Character correspondeces in solvable groups with a self-normalizing Sylow subgroup

TL;DR

This paper demonstrates that two character correspondences in solvable groups with self-normalizing Sylow p-subgroups, originally developed separately, are actually the same under certain conditions, unifying their theoretical frameworks.

Contribution

It proves the equivalence of Isaacs' and Navarro's character correspondences in the context of solvable groups with self-normalizing Sylow p-subgroups.

Findings

The two correspondences coincide under the given hypotheses.

The unification simplifies understanding of character theory in these groups.
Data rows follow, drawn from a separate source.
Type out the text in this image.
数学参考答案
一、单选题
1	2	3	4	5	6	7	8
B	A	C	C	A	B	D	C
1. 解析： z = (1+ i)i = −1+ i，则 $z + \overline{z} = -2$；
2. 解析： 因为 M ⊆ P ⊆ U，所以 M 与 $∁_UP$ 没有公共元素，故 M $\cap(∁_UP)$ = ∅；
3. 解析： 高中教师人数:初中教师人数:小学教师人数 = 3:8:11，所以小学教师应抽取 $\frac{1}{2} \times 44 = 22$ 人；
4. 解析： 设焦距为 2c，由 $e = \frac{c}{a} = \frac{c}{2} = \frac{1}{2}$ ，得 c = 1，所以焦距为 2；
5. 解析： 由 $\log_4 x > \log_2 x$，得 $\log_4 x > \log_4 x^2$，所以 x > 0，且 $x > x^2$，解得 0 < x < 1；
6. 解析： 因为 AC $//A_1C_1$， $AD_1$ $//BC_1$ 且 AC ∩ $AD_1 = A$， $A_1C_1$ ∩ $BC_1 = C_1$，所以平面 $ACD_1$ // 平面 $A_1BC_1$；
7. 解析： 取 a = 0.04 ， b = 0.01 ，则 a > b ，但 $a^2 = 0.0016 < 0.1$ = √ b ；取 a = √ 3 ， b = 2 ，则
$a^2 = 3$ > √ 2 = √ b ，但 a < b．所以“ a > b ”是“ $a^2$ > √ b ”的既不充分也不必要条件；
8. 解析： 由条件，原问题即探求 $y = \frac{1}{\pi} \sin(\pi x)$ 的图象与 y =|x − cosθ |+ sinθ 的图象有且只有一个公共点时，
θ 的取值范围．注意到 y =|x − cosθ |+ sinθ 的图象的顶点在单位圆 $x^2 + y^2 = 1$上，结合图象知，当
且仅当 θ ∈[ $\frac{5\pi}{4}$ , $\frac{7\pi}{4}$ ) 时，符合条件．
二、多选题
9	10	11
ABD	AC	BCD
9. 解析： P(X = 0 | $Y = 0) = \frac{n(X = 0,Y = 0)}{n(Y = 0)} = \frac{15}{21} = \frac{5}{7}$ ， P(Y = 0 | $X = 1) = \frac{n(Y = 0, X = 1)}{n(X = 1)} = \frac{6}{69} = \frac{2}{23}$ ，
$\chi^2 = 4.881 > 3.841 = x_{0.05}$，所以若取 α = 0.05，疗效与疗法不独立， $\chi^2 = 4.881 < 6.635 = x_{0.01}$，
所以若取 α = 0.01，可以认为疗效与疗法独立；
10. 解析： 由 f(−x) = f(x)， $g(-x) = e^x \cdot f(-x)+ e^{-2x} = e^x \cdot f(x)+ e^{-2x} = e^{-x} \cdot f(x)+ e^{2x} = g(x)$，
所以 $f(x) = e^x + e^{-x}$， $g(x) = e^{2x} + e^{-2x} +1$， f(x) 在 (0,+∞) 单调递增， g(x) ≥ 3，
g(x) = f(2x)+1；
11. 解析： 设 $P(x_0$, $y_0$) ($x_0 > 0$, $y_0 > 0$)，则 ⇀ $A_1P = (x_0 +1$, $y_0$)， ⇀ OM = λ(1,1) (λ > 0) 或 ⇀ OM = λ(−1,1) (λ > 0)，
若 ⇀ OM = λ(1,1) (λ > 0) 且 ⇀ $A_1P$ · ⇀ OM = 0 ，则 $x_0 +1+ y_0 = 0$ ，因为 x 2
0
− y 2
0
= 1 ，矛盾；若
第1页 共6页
Provides a clearer framework for character correspondences in solvable groups.

Abstract

In 1973, I. M. Isaacs described a correspondence between characters of degree not divisible by a fixed prime $p$ of a finite solvable group $G$ and those of the normalizer of Sylow $p$-subgroup of $G$, whenever the index of the normalizer in $G$ is odd. This correspondence is natural in the sense that an algorithm is provided to compute it, and the result of the application of the algorithm does not depend on choices made. Later on, for $p$-solvable groups with self-normalizing Sylow $p$-subgroup, G. Navarro showed that every irreducible character of degree not divisible by $p$ has a unique linear constituent when restricted to a Sylow $p$-subgroup. Furthermore, the process of choosing the unique linear constituent of the restriction defines a bijection. Navarro's bijection is obviously natural in the sense described above. We show that these two correspondences are the same under the intersection of the hypotheses.